Non, Hong Kong n’est pas retournée au temps de la monarchie. Le Roi de Kowloon est le titre auto-proclamé d’un artiste de rue hongkongais devenu mondialement célèbre et dont les graffitis s’arrachent désormais à des prix d’or sur le marché international de l’art. Nous revenons sur le parcours pour le moins atypique de Tsang Tsou-choi (1921-2007) dont certaines œuvres sont encore visibles à Hong Kong.
Qui était Tsang Tsou-choi, le roi de Kowloon ?
Tsang Tsou-choi (en chinois : 曾灶財) est né le 12 novembre 1921 à Liantang Village, dans la province de Guangdong, en Chine. Arrivé à Hong Kong à l'âge de 16 ans, Tsang était un travailleur pauvre, à peine lettré. C’est à l’âge de 35 ans, en 1955, qu’il commence à couvrir les rues de Kowloon de ses inscriptions. Il a affirmé avoir étudié son arbre ancestral et découvert que la majeure partie de la terre de Kowloon appartenait à ses ancêtres et en particulier à son grand-père, réclamant dès lors son dû à la couronne d’Angleterre, propriétaire illégitime selon lui de Kowloon. Il a été arrêté plusieurs fois pour ses graffitis, mais la police ne lui a généralement donné qu'un avertissement ou une petite amende. Sa famille l'a renié, affirmant qu'il était mentalement déséquilibré et qu'il était une nuisance publique et que sa femme en avait assez de son obsession et l'a quitté.
De la rue à la reconnaissance
Tsang Tsou-choi utilisait ses inscriptions pour clamer son territoire à travers les rues de Kowloon. Ses graffitis comprenaient généralement une liste de ses ancêtres, ses titres tels que roi ou empereur de Kowloon, de Hong Kong ou même de Chine. Ses affirmations n'ont jamais pu être étayées mais le surnom de roi de Kowloon lui est resté. Bien que ses graffitis aient été repeints à plusieurs reprises, il revenait souvent pour réappliquer ses messages dès que la peinture avait séché. Au sommet de sa carrière de graffeur, son marquage obsessionnel du territoire a fait de son graffiti un aspect omniprésent des rues de Hong Kong. Les graffitis ont été repérés à de nombreux endroits dans les rues de Hong Kong, allant des lampadaires, des boîtes utilitaires, des piliers, des trottoirs, du mobilier urbain et des murs de construction, à une voiture occasionnelle.
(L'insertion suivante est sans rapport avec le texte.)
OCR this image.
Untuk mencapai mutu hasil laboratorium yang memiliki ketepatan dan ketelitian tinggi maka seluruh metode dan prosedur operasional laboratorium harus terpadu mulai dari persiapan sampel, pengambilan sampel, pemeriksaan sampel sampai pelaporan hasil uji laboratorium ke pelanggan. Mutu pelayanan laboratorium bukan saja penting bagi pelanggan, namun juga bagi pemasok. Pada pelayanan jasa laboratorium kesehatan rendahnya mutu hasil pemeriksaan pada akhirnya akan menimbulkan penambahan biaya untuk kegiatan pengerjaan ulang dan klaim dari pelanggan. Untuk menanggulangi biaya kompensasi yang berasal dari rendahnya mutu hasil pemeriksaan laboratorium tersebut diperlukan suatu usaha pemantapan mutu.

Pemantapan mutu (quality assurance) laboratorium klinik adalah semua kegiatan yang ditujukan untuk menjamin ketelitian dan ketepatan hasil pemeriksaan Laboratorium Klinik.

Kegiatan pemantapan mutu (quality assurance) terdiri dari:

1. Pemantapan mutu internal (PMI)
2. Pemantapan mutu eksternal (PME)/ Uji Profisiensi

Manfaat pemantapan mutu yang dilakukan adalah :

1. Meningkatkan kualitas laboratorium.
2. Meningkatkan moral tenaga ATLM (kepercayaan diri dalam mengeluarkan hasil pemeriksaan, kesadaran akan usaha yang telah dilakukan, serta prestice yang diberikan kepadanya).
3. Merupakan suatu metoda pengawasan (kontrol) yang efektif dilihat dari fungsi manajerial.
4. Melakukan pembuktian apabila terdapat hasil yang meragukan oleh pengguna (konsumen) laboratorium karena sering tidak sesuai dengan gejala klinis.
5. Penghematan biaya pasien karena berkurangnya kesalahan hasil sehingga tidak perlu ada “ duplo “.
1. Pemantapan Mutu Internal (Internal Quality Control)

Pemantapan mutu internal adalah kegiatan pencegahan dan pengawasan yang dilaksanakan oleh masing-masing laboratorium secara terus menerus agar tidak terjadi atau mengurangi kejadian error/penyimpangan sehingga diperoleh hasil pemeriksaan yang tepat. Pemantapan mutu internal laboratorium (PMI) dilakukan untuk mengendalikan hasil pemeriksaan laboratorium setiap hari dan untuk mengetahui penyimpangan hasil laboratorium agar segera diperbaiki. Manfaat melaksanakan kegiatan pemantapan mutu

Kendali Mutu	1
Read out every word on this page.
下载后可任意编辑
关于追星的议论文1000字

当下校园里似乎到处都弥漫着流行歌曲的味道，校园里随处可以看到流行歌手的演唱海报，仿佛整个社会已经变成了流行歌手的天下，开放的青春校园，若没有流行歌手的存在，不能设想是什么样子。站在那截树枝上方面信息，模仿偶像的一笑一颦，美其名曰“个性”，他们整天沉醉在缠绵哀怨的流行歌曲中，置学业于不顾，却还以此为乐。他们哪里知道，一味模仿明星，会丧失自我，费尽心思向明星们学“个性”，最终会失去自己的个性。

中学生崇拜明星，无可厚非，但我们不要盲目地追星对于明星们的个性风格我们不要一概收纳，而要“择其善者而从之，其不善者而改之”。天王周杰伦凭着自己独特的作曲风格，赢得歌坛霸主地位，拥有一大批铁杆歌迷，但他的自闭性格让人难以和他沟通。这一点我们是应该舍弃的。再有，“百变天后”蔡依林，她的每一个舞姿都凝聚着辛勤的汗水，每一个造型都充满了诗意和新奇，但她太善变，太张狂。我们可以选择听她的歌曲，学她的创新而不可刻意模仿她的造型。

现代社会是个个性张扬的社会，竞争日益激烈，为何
Le contenu de ses graffitis calligraphiques comprend généralement son nom, son titre (Empereur ou Roi de Kowloon, Hong Kong ou Chine), son arbre généalogique (une liste variable d'environ 20 individus), les noms d'empereurs illustres, et l'exclamation, "A bas la reine d'Angleterre !" ou réclamant que la couronne britannique lui paie des impôts fonciers.
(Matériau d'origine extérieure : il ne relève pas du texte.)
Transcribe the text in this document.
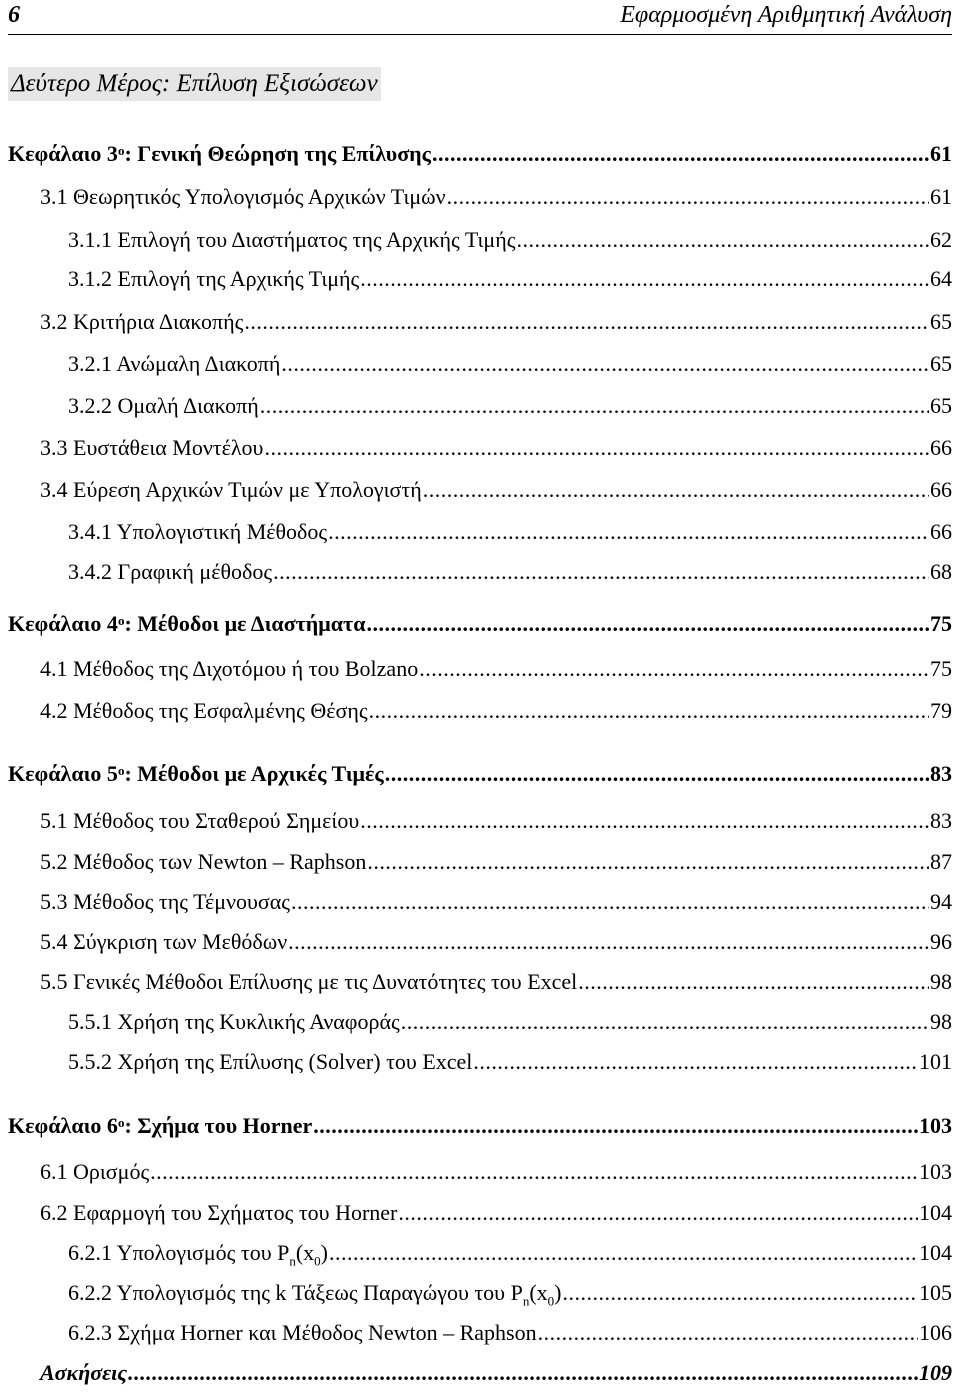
6	Εφαρμοσμένη Αριθμητική Ανάλυση
Δεύτερο Μέρος: Επίλυση Εξισώσεων
Κεφάλαιο $3^o$: Γενική Θεώρηση της Επίλυσης .....	61
3.1 Θεωρητικός Υπολογισμός Αρχικών Τιμών .....	61
3.1.1 Επιλογή του Διαστήματος της Αρχικής Τιμής .....	62
3.1.2 Επιλογή της Αρχικής Τιμής .....	64
3.2 Κριτήρια Διακοπής .....	65
3.2.1 Ανώμαλη Διακοπή .....	65
3.2.2 Ομαλή Διακοπή .....	65
3.3 Ευστάθεια Μοντέλου .....	66
3.4 Εύρεση Αρχικών Τιμών με Υπολογιστή .....	66
3.4.1 Υπολογιστική Μέθοδος .....	66
3.4.2 Γραφική μέθοδος .....	68
Κεφάλαιο $4^o$: Μέθοδοι με Διαστήματα .....	75
4.1 Μέθοδος της Διχοτόμου ή του Bolzano .....	75
4.2 Μέθοδος της Εσφαλμένης Θέσης .....	79
Κεφάλαιο $5^o$: Μέθοδοι με Αρχικές Τιμές .....	83
5.1 Μέθοδος του Σταθερού Σημείου .....	83
5.2 Μέθοδος των Newton – Raphson .....	87
5.3 Μέθοδος της Τέμνουσας .....	94
5.4 Σύγκριση των Μεθόδων .....	96
5.5 Γενικές Μέθοδοι Επίλυσης με τις Δυνατότητες του Excel .....	98
5.5.1 Χρήση της Κυκλικής Αναφοράς .....	98
5.5.2 Χρήση της Επίλυσης (Solver) του Excel .....	101
Κεφάλαιο $6^o$: Σχήμα του Horner .....	103
6.1 Ορισμός .....	103
6.2 Εφαρμογή του Σχήματος του Horner .....	104
6.2.1 Υπολογισμός του $P_n(x_0)$ .....	104
6.2.2 Υπολογισμός της k Τάξεως Παραγώγου του $P_n(x_0)$ .....	105
6.2.3 Σχήμα Horner και Μέθοδος Newton – Raphson .....	106
Ασκήσεις .....	109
Longtemps toléré mais peu considéré, la reconnaissance arriva dans les années 1990, où les experts ont commencé à le considérer comme un véritable artiste, précurseur du graffiti. En 2003, son œuvre fut présentée lors de la biennale de Venise , et ses calligraphies réutilisées par des designers sur de nombreux supports. Sa première grande reconnaissance commerciale est venue lorsque Sotheby's a vendu aux enchères un tableau, peint par Tsang, pour 55 000 $ HK (7 050 USD) le 31 octobre 2004.
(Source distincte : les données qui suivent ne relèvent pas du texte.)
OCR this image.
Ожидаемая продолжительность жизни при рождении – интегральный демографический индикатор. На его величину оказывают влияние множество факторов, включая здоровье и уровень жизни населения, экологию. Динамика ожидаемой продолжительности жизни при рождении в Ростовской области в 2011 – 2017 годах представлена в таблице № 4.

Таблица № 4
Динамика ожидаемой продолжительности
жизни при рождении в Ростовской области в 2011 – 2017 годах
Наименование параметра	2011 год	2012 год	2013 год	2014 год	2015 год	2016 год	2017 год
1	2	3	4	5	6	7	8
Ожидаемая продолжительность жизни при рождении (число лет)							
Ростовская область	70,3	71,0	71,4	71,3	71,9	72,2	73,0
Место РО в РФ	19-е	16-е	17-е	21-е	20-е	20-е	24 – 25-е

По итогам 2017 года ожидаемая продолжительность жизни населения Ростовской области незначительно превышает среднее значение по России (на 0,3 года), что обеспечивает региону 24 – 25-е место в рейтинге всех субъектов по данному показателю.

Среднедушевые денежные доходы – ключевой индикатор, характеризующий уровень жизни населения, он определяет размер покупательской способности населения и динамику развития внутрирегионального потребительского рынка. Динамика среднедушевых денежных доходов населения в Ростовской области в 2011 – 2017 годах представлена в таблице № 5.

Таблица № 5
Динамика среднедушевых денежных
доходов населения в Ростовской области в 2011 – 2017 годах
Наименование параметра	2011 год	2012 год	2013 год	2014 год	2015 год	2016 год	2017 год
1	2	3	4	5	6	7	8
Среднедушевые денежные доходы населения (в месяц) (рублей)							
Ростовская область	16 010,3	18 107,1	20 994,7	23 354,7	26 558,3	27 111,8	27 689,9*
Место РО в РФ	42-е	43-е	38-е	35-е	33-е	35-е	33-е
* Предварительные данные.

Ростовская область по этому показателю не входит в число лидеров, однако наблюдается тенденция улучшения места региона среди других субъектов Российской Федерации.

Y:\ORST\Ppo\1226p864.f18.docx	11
Où voir aujourd'hui les œuvres du "Roi de Kowloon" ?
La calligraphie de Tsang Tsou-choi a inspiré de nombreux créateurs de mode, directeurs artistiques, décorateurs d'intérieur et artistes de pochettes de CD mais également des artistes traditionnels, comme Oscar Ho. Il est apparu dans une publicité pour des lingettes, dans laquelle il nettoie ses graffitis à l'encre permanente, proclamant l'efficacité du produit aux consommateurs de Hong Kong. Des photographies du travail de Tsang Tsou-choi ont fait l'objet de tournées, telles que "Power of the Word", qui a commencé sa tournée américaine à la Faulconer Gallery du Grinnell College le 6 octobre 2000. En 2000, il est apparu dans le film de Clarence Fok, Queen of Kowloon et dans 2001, il est apparu dans le film Hollywood Hong Kong de Fruit Chan.
Durant ses dernières années, Tsang Tsou-choi a vécu dans une maison de retraite, et n'écrivait plus sur les murs. Cependant, il a poursuivi son travail sur le papier, le linge de maison et d'autres objets banals. Le gouvernement de Hong Kong s'est engagé après sa mort à préserver les inscriptions encore visibles. Mais si le graffiti encore présent sur l’un des piliers du quai du Star Ferry à TST est effectivement protégée, beaucoup d’autres ont subi les outrages du temps. En 2009, des protestations se sont élevée pour attirer l’attention du gouvernement sur la préservation de ces éléments du patrimoine artistique et culturel de Hong Kong. En 2011, le conservateur hongkongais Joel Chung Yin-chai a organisé l'exposition "Memories of King Kowloon" à Artistree, Taikoo Place. L'exposition présentait de nombreuses œuvres manuscrites de Tsang et certains de ses effets personnels. Depuis, certaines de ses œuvres ont été acquises par le musée M+ de West Kowloon.